Tout alla très vite ensuite, Alma cacha le couteau sous ses vêtements pendant que Mehmet se redressait. Marie déchira son jupon avant de se laisser tomber aux côtés de Liova. Elle glissa l’étoffe sous la chemise de son ami, lui prit les mains et les déposa sur la blessure ainsi protégée.
« Appuie ! Fort ! Je t’en prie, Liova, ne meurs pas ! Je t’aime tellement ! » 
Elle n’eut pas le temps d’en dire davantage, Alma l’entrainait avec elle vers la cour. Mehmet était déjà en haut de l’escalier, prêt à libérer son complice. Echevelée, en sueur, Alma lutta un instant contre le système de fermeture de la porte cochère avant de se précipiter dans les bras des gardes.
« Au secours ! Vite ! Liova a essayé de les retenir mais ils sont sur nos talons ! Protégez-nous, vite ! »

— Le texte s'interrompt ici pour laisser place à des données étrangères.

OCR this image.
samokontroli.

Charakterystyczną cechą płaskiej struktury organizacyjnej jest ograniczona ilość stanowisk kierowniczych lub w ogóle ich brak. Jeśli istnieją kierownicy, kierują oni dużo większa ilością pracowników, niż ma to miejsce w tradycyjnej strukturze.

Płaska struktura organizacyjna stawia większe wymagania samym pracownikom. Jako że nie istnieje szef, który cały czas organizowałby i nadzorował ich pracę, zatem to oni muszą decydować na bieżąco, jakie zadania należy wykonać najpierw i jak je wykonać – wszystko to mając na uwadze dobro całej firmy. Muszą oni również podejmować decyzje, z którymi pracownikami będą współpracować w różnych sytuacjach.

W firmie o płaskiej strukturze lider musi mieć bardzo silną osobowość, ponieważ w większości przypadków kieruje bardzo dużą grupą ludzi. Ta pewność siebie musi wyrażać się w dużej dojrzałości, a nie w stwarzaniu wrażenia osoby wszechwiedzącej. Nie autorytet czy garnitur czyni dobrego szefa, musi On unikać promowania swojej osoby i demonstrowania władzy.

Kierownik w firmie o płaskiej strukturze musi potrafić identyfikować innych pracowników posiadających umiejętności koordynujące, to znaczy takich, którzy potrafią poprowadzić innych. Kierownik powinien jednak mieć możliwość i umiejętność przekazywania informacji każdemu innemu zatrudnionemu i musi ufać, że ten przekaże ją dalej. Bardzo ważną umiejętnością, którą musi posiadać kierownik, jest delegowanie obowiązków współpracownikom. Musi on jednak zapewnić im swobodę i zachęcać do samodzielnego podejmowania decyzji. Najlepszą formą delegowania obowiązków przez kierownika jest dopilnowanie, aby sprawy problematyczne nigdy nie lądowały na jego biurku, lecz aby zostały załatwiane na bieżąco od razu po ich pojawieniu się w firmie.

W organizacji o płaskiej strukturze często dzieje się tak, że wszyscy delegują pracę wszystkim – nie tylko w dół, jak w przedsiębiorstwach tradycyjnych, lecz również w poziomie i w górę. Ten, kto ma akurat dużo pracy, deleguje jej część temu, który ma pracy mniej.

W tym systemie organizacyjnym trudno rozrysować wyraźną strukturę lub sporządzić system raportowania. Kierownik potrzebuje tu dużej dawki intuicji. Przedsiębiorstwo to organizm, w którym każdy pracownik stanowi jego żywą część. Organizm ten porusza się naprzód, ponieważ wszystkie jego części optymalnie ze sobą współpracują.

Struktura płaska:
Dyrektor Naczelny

Marie qui l’avait suivi, fut happée par l’un des gardes qui la poussa dans le carrosse où Alma avait déjà pris place. Les deux autres gardes fonçaient déjà dans le palais. Le bruit de la lutte qui lui parvint aussitôt ne laissait aucun doute ; Selim et Mehmet venaient de se mettre sur leur chemin. Elle ne put en entendre davantage, Ladislas, le premier garde venait d’ordonner au cocher de lancer les chevaux au grand galop. Peine perdue ; ils avaient à peine atteint le bout de la rue qu’un coup de feu tuait net le garde convaincant au passage le cocher de laisser sa place et de sauver sa peau. 

Deux hommes le remplacèrent immédiatement tandis que deux autres s’installèrent à l’intérieur. Quand le carrosse s’était élancé, Marie avait essayé de s’échapper et de crier mais Alma avait bien plus de forces qu’il n’y paraissait et avait réussi à la repousser au fond de la voiture. Maintenant, avec les deux hommes à ses côtés, il était trop tard pour tenter quoi que ce soit ; Marie ferma les yeux, se laissa aller contre le siège et n’essaya même pas de retenir les larmes qui coulaient le long de ses joues. Indifférente à son propre sort, elle ne pensait qu’à Liova. Survivrait-il à sa terrible blessure ? Plus elle y pensait, plus elle en doutait ; lorsqu’elle l’avait quitté, il n’avait même plus la force de parler. Le plus difficile à supporter pourtant avait été son regard tant le désespoir qu’elle y avait lu était grand. La rage du guerrier, la douleur de l’homme blessé auxquelles elle s’attendait avaient été remplacées par l’horreur de ne pas avoir pu la protéger, elle, la seule personne au monde qui comptait pour lui. Tout ça à cause de cette catin, cette … 
Marie ouvrit les yeux ; elle devait comprendre coûte que coûte ce qui avait pu pousser Alma à un tel geste. La surprise fut de taille : la jeune femme était en train de fouiller dans le petit sac de voyage que Marie emportait toujours avec elle et qui était resté dans le carrosse. Celui qu’elle avait consciencieusement préparé afin de ne pas alerter l’œil exercé d’Anna. Tout ça pour sauver, soi-disant, cette garce ! 
« Qu’est-ce que tu fais, sale …
- Surveille ton langage ou il t’en cuira. Mes amis ici présents ont les oreilles délicates.
- Qu’est-ce que tu cherches ?
- Voilà, je l’ai. Ta boîte à bijoux, ma chérie. Je savais bien que tu l’emporterais avec toi.
- Ma … Ma boîte à bijoux ? Tu as fait tout ça pour ma boîte à bijoux ?
- En quelque sorte … oui.
- Mais, pourquoi ? Pourquoi nous as-tu fait ça ? Je ne t’ai jamais fait de mal. Liova non plus. Oncle Piotr …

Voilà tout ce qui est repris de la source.